Severe acute respiratory syndrome coronavirus 2 (SARS-CoV-2), responsible for coronavirus disease 2019 (COVID-19), emerged at the end of 2019. SARS-CoV-2 has rapidly spread worldwide, and many clinical studies have demonstrated that this virus can be transmitted from person to person via droplet inhalation. When preparing this manuscript on November 19, 2021, the World Health Organization confirmed 254,847,065 COVID-19 cases worldwide, and 1,726,063 cases were confirmed by the Ministry of Health, Labor, and Welfare in Japan.

Symptoms of COVID-19 include a fever, fatigue, sore throat, cough, and dyspnea. Recently, the loss or sensory disorder of taste and/or smell has been considered a key symptom of SARS-CoV-2 infection (1). Smell or taste dysfunction is common in upper respiratory tract infections (2-4), and there have been several studies on smell or taste dysfunction in COVID-19 patients. Lechien et al. showed that olfactory and gustatory dysfunctions were observed in 85.6% and 88.0% of COVID-19 patients, respectively (5). Based on the increasing awareness of these symptoms as potential early symptoms of COVID-19, “new loss of smell or taste” was recently added to the list of COVID-19 symptoms by the Centers for Disease Control and Prevention.

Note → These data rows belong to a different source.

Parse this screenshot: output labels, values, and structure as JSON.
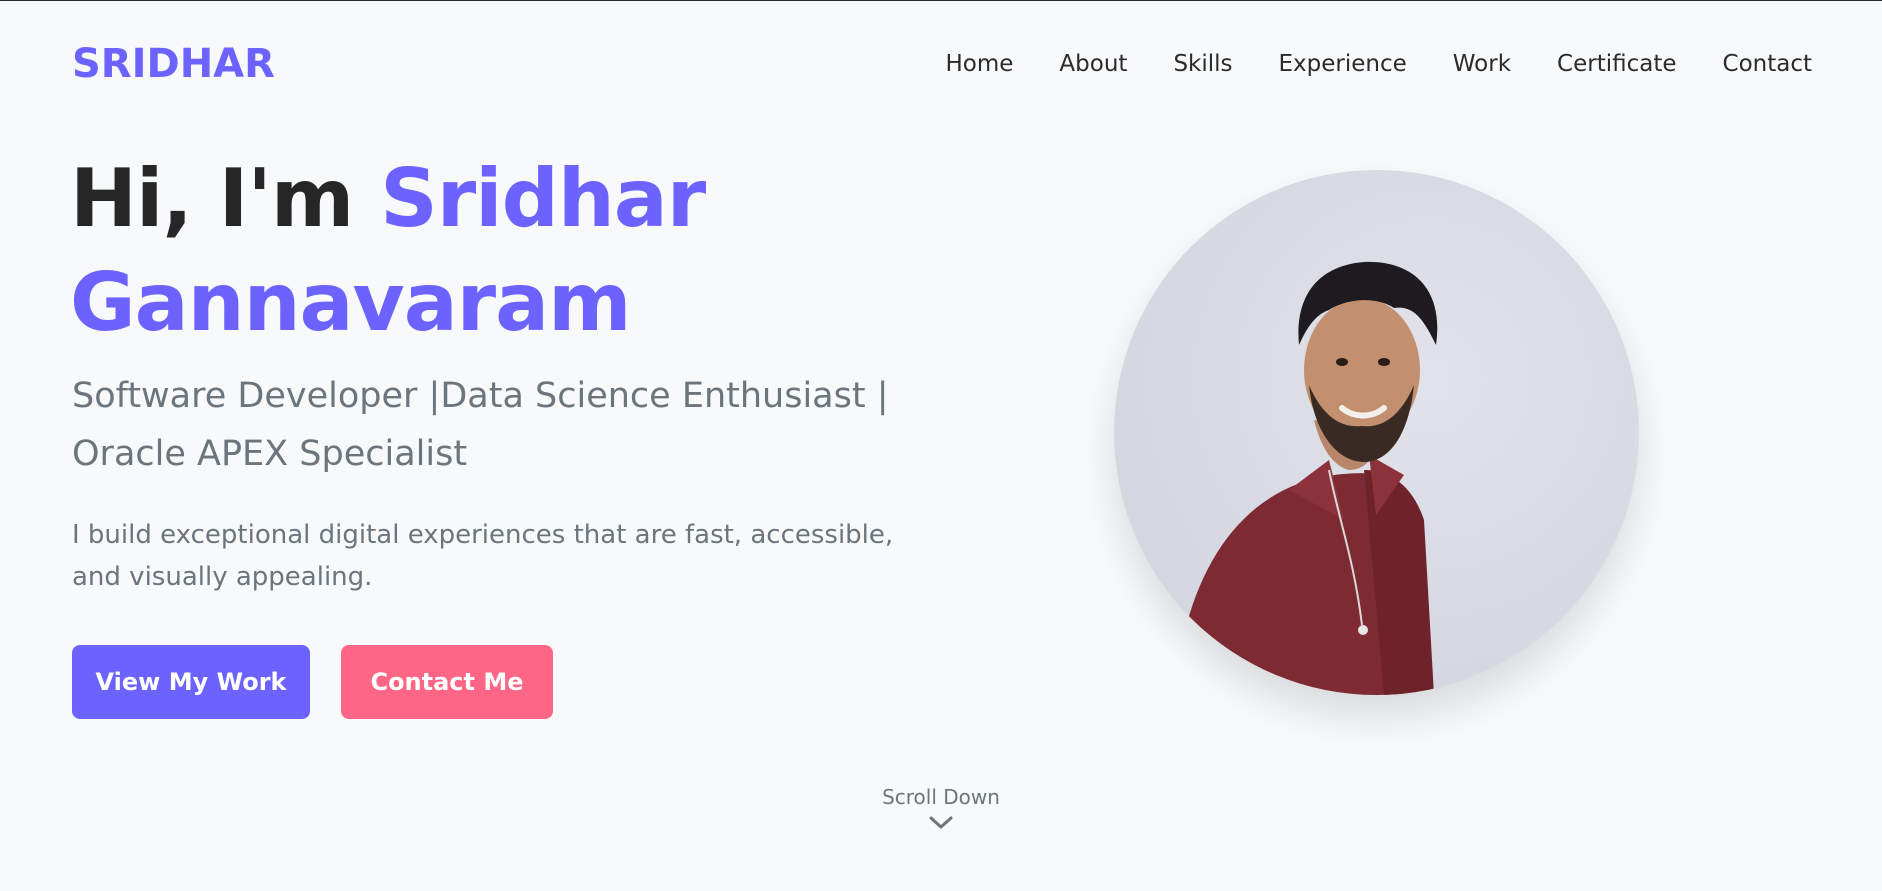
{
  "header": {
    "logo": "SRIDHAR",
    "nav": [
      "Home",
      "About",
      "Skills",
      "Experience",
      "Work",
      "Certificate",
      "Contact"
    ]
  },
  "hero": {
    "greeting": "Hi, I'm ",
    "name_first": "Sridhar",
    "name_last": "Gannavaram",
    "subtitle_line1": "Software Developer |Data Science Enthusiast |",
    "subtitle_line2": "Oracle APEX Specialist",
    "description": "I build exceptional digital experiences that are fast, accessible, and visually appealing.",
    "primary_button": "View My Work",
    "secondary_button": "Contact Me"
  },
  "profile": {
    "icon": "profile-photo"
  },
  "scroll": {
    "label": "Scroll Down",
    "icon": "chevron-down-icon"
  },
  "colors": {
    "accent": "#6c63ff",
    "secondary": "#ff6584",
    "text_dark": "#262626",
    "text_muted": "#6c757d",
    "background": "#f8f9fa"
  }
}
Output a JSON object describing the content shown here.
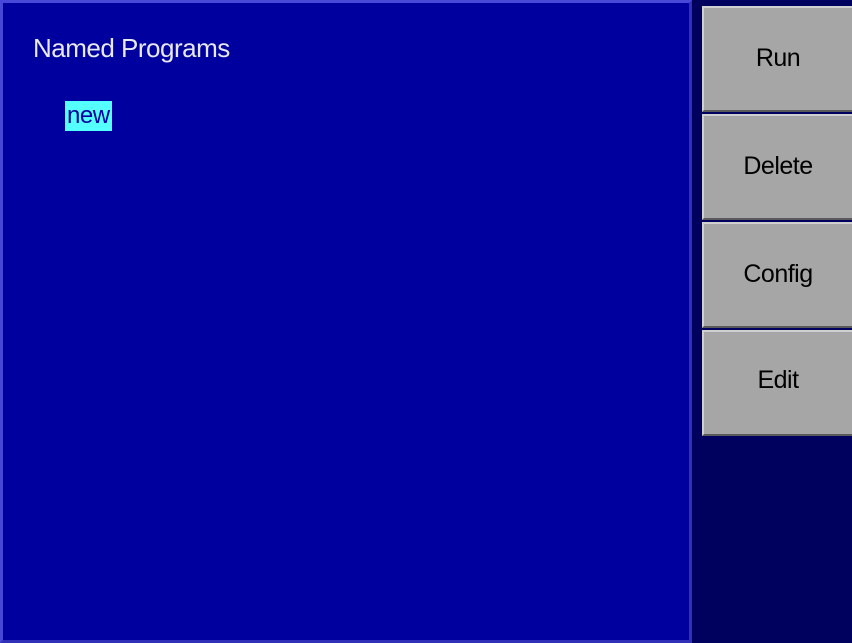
{
  "panel": {
    "title": "Named Programs",
    "programs": [
      {
        "name": "new",
        "selected": true
      }
    ]
  },
  "buttons": {
    "run": "Run",
    "delete": "Delete",
    "config": "Config",
    "edit": "Edit"
  },
  "colors": {
    "background": "#00005e",
    "panel": "#00009e",
    "selection": "#55ffff",
    "button": "#a6a6a6"
  }
}
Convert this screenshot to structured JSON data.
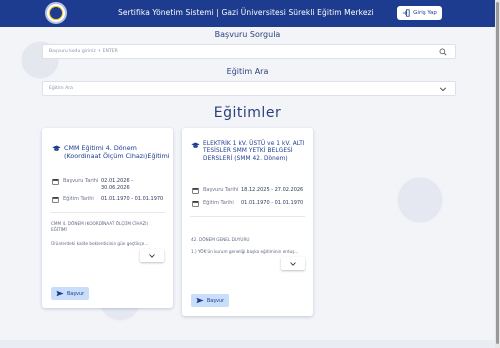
{
  "header": {
    "title": "Sertifika Yönetim Sistemi | Gazi Üniversitesi Sürekli Eğitim Merkezi",
    "login_label": "Giriş Yap"
  },
  "search": {
    "title": "Başvuru Sorgula",
    "placeholder": "Başvuru kodu giriniz + ENTER",
    "icon": "search-icon"
  },
  "filter": {
    "title": "Eğitim Ara",
    "selected": "Eğitim Ara",
    "icon": "chevron-down-icon"
  },
  "trainings": {
    "title": "Eğitimler",
    "cards": [
      {
        "title": "CMM Eğitimi 4. Dönem (Koordinaat Ölçüm Cihazı)Eğitimi",
        "application_label": "Başvuru Tarihi",
        "application_value": "02.01.2026 - 30.06.2026",
        "training_label": "Eğitim Tarihi",
        "training_value": "01.01.1970 - 01.01.1970",
        "desc_title": "CMM 4. DÖNEM (KOORDİNAAT ÖLÇÜM CİHAZI) EĞİTİMİ",
        "desc_text": "Ürünlerdeki kalite beklentisinin gün geçtikçe...",
        "apply_label": "Başvur"
      },
      {
        "title": "ELEKTRİK 1 kV. ÜSTÜ ve 1 kV. ALTI TESİSLER SMM YETKİ BELGESİ DERSLERİ (SMM 42. Dönem)",
        "application_label": "Başvuru Tarihi",
        "application_value": "18.12.2025 - 27.02.2026",
        "training_label": "Eğitim Tarihi",
        "training_value": "01.01.1970 - 01.01.1970",
        "desc_title": "42. DÖNEM GENEL DUYURU",
        "desc_text": "1.) YÖK'ün kurum geneli̇ği̇ başka eğitiminin orduş...",
        "apply_label": "Başvur"
      }
    ]
  },
  "colors": {
    "header_bg": "#1d3c8f",
    "accent": "#1d3c8f",
    "apply_bg": "#c9defa",
    "page_bg": "#f2f4f8"
  }
}
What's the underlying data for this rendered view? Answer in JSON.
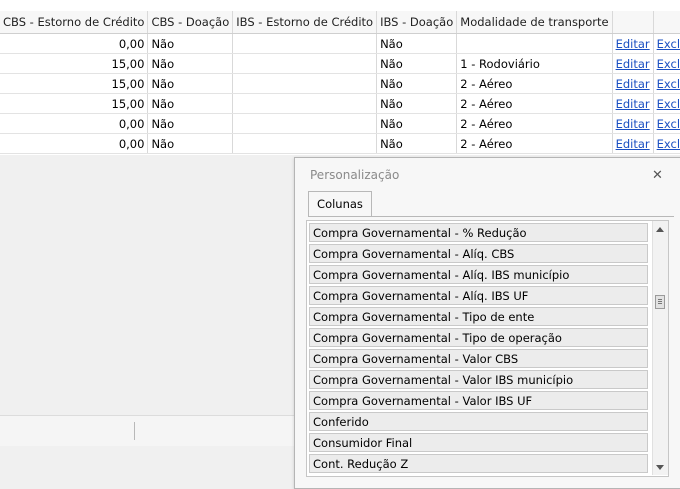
{
  "grid": {
    "columns": [
      "CBS - Estorno de Crédito",
      "CBS - Doação",
      "IBS - Estorno de Crédito",
      "IBS - Doação",
      "Modalidade de transporte",
      "",
      ""
    ],
    "rows": [
      {
        "cbs_estorno": "0,00",
        "cbs_doacao": "Não",
        "ibs_estorno": "",
        "ibs_doacao": "Não",
        "modalidade": "",
        "edit": "Editar",
        "delete": "Excluir"
      },
      {
        "cbs_estorno": "15,00",
        "cbs_doacao": "Não",
        "ibs_estorno": "",
        "ibs_doacao": "Não",
        "modalidade": "1 - Rodoviário",
        "edit": "Editar",
        "delete": "Excluir"
      },
      {
        "cbs_estorno": "15,00",
        "cbs_doacao": "Não",
        "ibs_estorno": "",
        "ibs_doacao": "Não",
        "modalidade": "2 - Aéreo",
        "edit": "Editar",
        "delete": "Excluir"
      },
      {
        "cbs_estorno": "15,00",
        "cbs_doacao": "Não",
        "ibs_estorno": "",
        "ibs_doacao": "Não",
        "modalidade": "2 - Aéreo",
        "edit": "Editar",
        "delete": "Excluir"
      },
      {
        "cbs_estorno": "0,00",
        "cbs_doacao": "Não",
        "ibs_estorno": "",
        "ibs_doacao": "Não",
        "modalidade": "2 - Aéreo",
        "edit": "Editar",
        "delete": "Excluir"
      },
      {
        "cbs_estorno": "0,00",
        "cbs_doacao": "Não",
        "ibs_estorno": "",
        "ibs_doacao": "Não",
        "modalidade": "2 - Aéreo",
        "edit": "Editar",
        "delete": "Excluir"
      }
    ]
  },
  "panel": {
    "title": "Personalização",
    "close_icon": "close-icon",
    "tab_label": "Colunas",
    "items": [
      "Compra Governamental - % Redução",
      "Compra Governamental - Alíq. CBS",
      "Compra Governamental - Alíq. IBS município",
      "Compra Governamental - Alíq. IBS UF",
      "Compra Governamental - Tipo de ente",
      "Compra Governamental - Tipo de operação",
      "Compra Governamental - Valor CBS",
      "Compra Governamental - Valor IBS município",
      "Compra Governamental - Valor IBS UF",
      "Conferido",
      "Consumidor Final",
      "Cont. Redução Z"
    ],
    "scroll_position": 0.28
  }
}
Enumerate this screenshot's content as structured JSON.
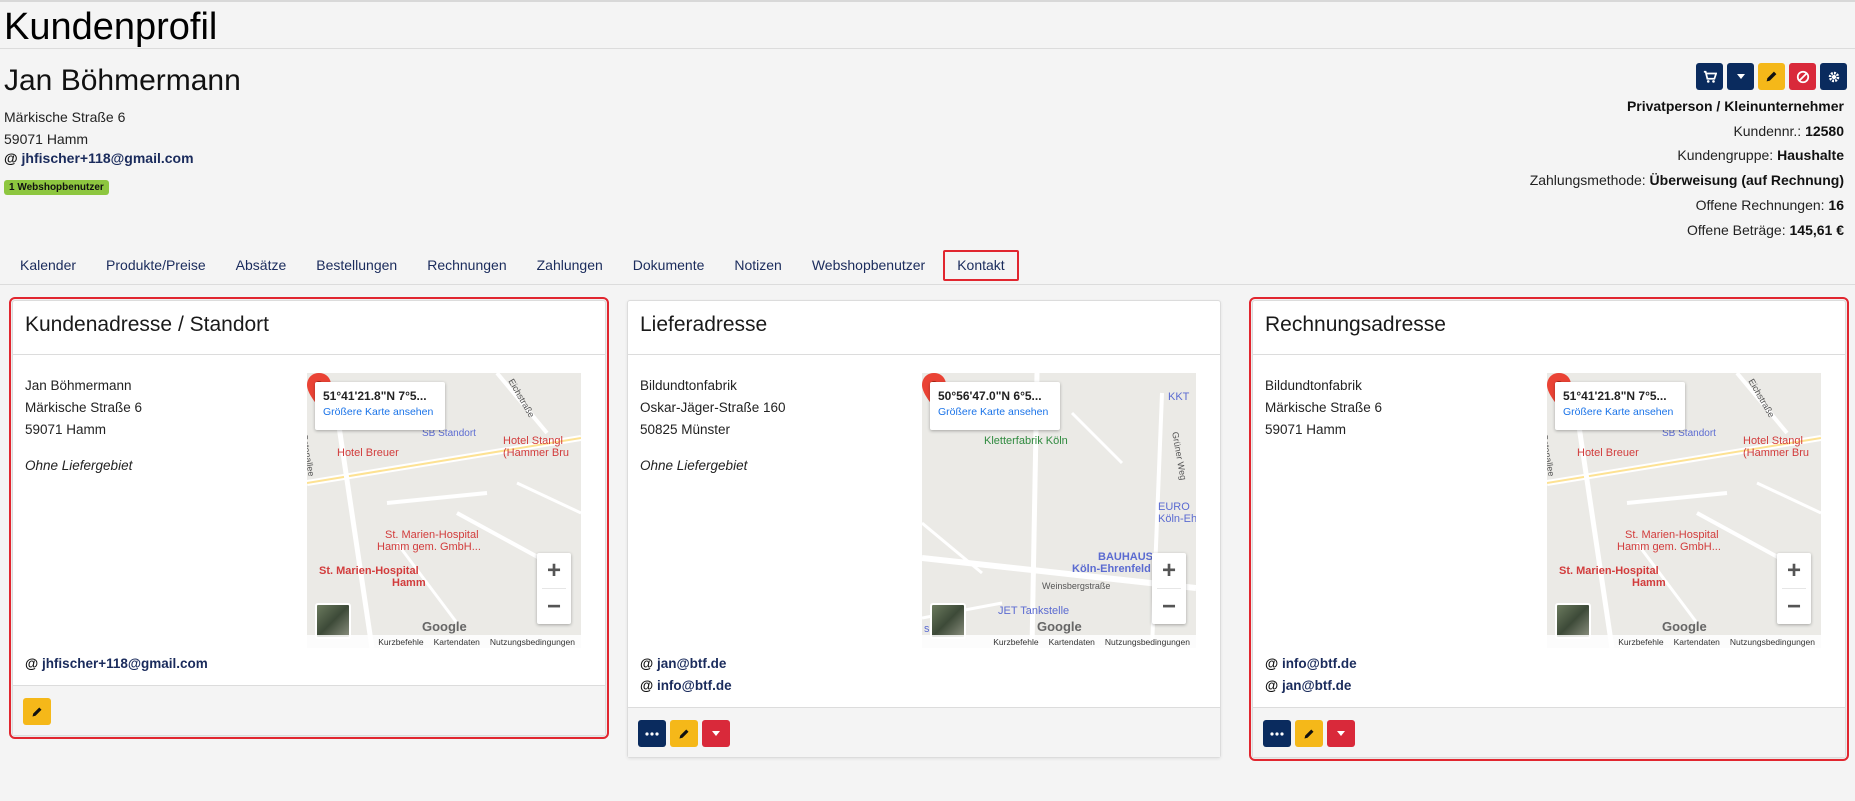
{
  "page": {
    "title": "Kundenprofil"
  },
  "customer": {
    "name": "Jan Böhmermann",
    "street": "Märkische Straße 6",
    "city": "59071 Hamm",
    "email_prefix": "@",
    "email": "jhfischer+118@gmail.com",
    "badge": "1 Webshopbenutzer"
  },
  "meta": {
    "type": "Privatperson / Kleinunternehmer",
    "kundennr_label": "Kundennr.:",
    "kundennr_value": "12580",
    "gruppe_label": "Kundengruppe:",
    "gruppe_value": "Haushalte",
    "zahlung_label": "Zahlungsmethode:",
    "zahlung_value": "Überweisung (auf Rechnung)",
    "rechnungen_label": "Offene Rechnungen:",
    "rechnungen_value": "16",
    "betraege_label": "Offene Beträge:",
    "betraege_value": "145,61 €"
  },
  "tabs": [
    "Kalender",
    "Produkte/Preise",
    "Absätze",
    "Bestellungen",
    "Rechnungen",
    "Zahlungen",
    "Dokumente",
    "Notizen",
    "Webshopbenutzer",
    "Kontakt"
  ],
  "cards": {
    "kunde": {
      "title": "Kundenadresse / Standort",
      "line1": "Jan Böhmermann",
      "line2": "Märkische Straße 6",
      "line3": "59071 Hamm",
      "note": "Ohne Liefergebiet",
      "email1": "jhfischer+118@gmail.com",
      "map": {
        "coords": "51°41'21.8\"N 7°5...",
        "link": "Größere Karte ansehen",
        "labels": [
          "Hotel Breuer",
          "Hotel Stangl",
          "(Hammer Bru",
          "SB Standort",
          "St. Marien-Hospital",
          "Hamm gem. GmbH...",
          "St. Marien-Hospital",
          "Hamm",
          "Ostenallee",
          "Eichstraße"
        ]
      }
    },
    "liefer": {
      "title": "Lieferadresse",
      "line1": "Bildundtonfabrik",
      "line2": "Oskar-Jäger-Straße 160",
      "line3": "50825 Münster",
      "note": "Ohne Liefergebiet",
      "email1": "jan@btf.de",
      "email2": "info@btf.de",
      "map": {
        "coords": "50°56'47.0\"N 6°5...",
        "link": "Größere Karte ansehen",
        "labels": [
          "Kletterfabrik Köln",
          "KKT",
          "EURO",
          "Köln-Eh",
          "BAUHAUS",
          "Köln-Ehrenfeld",
          "Weinsbergstraße",
          "JET Tankstelle",
          "Grüner Weg",
          "seum"
        ]
      }
    },
    "rechnung": {
      "title": "Rechnungsadresse",
      "line1": "Bildundtonfabrik",
      "line2": "Märkische Straße 6",
      "line3": "59071 Hamm",
      "email1": "info@btf.de",
      "email2": "jan@btf.de",
      "map": {
        "coords": "51°41'21.8\"N 7°5...",
        "link": "Größere Karte ansehen",
        "labels": [
          "Hotel Breuer",
          "Hotel Stangl",
          "(Hammer Bru",
          "SB Standort",
          "St. Marien-Hospital",
          "Hamm gem. GmbH...",
          "St. Marien-Hospital",
          "Hamm",
          "Ostenallee",
          "Eichstraße"
        ]
      }
    }
  },
  "map_common": {
    "google": "Google",
    "kurzbefehle": "Kurzbefehle",
    "kartendaten": "Kartendaten",
    "nutzung": "Nutzungsbedingungen",
    "zoom_in": "+",
    "zoom_out": "−"
  },
  "icons": [
    "cart-icon",
    "caret-down-icon",
    "pencil-icon",
    "ban-icon",
    "gear-icon",
    "dots-icon",
    "location-pin-icon"
  ],
  "colors": {
    "navy": "#0a2b5e",
    "yellow": "#f5b819",
    "red": "#d9293a",
    "highlight": "#e1262f",
    "badge": "#8dc63f"
  }
}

The basic tastes for humans include salty, sour, sweet, bitter, and umami (6). We detect taste using taste receptor cells present in the taste buds on the tongue and palate (7). Taste is mainly controlled by four nerves: the chorda tympani and greater petrosal nerves, which are branches of the facial nerve (VII), the glossopharyngeal nerve (IX), and the vagus nerve (X), which transmits signals to the nucleus of the solitary tract in the brain stem (6). Furthermore, there are different taste perception receptors: sweet, bitter, and umami are facilitated by G protein-coupled taste receptors, while salty and sour are facilitated by ion channels (8).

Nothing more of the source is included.